Bridging the gap between human intent and robotic control using eye tracking.

The Engineering Deep Dive

Part of my thesis research addressed the problem in eye tracking, where the difficulty of distinguishing between a user simply looking at an object and a user intending to interact with it. Using a Gazepoint GP3 Eye Tracker, I captured raw gaze vectors and processed them in real-time using a custom Python/Matlab pipeline. I developed a shape vector analysis model that looked at the velocity, acceleration, and fixation stability of the eye. By identifying specific intent patterns, such as, a specific dwell time combined with saccade time the system could trigger commands on a NAO humanoid robot or computer. This allowed users with limited mobility to control a NAO robot using only their eyes, effectively turning gaze into a input device.

The Technical Post Mortem

My research focused on the problem of communicating intent from a non standard input. I built a pipeline that calculated shape vectors of a gaze to distinguish intent from observation.
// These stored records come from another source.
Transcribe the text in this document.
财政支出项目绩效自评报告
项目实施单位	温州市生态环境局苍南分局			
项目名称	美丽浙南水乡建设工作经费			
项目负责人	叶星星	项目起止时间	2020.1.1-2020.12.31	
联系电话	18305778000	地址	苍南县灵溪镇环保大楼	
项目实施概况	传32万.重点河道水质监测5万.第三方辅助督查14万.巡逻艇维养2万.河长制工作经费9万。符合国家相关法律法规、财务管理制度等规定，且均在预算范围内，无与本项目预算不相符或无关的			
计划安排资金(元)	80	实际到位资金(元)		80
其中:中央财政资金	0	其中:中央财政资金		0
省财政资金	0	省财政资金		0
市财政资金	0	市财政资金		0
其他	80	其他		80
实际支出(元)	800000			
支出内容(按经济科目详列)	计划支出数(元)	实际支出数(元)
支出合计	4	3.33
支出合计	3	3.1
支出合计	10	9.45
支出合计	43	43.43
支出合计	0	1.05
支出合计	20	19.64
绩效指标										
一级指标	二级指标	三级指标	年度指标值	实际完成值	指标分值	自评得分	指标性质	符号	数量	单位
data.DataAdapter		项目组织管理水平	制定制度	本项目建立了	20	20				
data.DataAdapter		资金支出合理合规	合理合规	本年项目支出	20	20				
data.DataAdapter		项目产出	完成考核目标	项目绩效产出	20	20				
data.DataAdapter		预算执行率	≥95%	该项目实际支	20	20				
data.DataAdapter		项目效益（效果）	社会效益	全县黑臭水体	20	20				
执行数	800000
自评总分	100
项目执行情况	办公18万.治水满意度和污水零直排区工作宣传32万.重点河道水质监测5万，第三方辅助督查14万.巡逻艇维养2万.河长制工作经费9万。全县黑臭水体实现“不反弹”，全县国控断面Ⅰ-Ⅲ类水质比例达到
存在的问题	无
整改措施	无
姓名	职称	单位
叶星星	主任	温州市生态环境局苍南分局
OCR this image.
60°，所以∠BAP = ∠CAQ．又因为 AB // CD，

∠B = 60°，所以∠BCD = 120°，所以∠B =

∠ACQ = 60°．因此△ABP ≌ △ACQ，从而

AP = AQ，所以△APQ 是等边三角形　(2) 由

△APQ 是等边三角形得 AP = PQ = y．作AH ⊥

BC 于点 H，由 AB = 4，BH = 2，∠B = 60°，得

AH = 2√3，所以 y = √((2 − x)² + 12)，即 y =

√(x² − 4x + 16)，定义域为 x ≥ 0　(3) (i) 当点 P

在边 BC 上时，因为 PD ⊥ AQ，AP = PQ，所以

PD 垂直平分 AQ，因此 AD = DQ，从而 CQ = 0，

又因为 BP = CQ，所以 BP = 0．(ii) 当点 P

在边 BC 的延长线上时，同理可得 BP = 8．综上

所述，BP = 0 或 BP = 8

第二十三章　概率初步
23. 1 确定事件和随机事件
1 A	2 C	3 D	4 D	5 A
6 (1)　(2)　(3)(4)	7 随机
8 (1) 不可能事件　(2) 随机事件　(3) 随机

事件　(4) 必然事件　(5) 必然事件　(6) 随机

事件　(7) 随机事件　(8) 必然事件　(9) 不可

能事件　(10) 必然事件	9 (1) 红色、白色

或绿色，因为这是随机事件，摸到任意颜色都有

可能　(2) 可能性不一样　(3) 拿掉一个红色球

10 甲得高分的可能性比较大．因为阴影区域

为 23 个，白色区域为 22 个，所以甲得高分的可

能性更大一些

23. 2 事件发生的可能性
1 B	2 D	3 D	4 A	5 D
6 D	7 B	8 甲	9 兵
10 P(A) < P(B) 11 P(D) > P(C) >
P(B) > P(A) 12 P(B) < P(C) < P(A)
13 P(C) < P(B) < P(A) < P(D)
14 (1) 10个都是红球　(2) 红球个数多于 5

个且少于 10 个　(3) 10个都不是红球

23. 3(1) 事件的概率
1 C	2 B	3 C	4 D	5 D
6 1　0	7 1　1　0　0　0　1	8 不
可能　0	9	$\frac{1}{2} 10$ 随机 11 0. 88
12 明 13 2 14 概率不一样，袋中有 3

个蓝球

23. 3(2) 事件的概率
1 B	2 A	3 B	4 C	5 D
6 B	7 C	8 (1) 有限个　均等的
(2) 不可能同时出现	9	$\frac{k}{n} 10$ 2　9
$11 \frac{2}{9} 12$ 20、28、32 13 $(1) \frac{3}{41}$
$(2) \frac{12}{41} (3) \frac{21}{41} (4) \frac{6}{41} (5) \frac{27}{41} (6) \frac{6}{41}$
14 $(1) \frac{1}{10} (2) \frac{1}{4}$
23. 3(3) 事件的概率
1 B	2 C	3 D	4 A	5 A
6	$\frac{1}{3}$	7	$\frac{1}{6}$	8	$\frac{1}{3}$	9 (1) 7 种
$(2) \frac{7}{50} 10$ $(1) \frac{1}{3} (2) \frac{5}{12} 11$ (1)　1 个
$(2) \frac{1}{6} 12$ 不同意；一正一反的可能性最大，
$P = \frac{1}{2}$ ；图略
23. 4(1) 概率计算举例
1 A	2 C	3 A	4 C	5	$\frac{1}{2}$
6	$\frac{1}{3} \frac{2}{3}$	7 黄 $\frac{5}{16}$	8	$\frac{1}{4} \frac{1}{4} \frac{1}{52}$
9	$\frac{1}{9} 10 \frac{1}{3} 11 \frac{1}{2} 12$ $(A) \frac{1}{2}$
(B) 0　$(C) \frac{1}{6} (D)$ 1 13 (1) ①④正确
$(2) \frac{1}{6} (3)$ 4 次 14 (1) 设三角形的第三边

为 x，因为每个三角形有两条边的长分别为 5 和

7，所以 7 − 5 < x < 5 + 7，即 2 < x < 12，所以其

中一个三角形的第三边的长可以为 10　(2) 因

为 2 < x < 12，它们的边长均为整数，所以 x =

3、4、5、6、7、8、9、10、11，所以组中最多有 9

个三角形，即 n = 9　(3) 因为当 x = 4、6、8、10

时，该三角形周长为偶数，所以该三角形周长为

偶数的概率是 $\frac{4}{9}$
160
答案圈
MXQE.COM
I developed a custom API to bridge this model with the NAO humanoid robot, allowing mobility limited users to communicate via gaze gestures.

Engineering Constraints

Solving for the 'Impossible' means navigating rigid physical and computational limits:

  • Distinguishing involuntary eye movements (saccades) from active user intent.
  • Real time serialization of intent to control NAO robot or computer.
  • Normalizing data across varying ambient light and pupil conditions.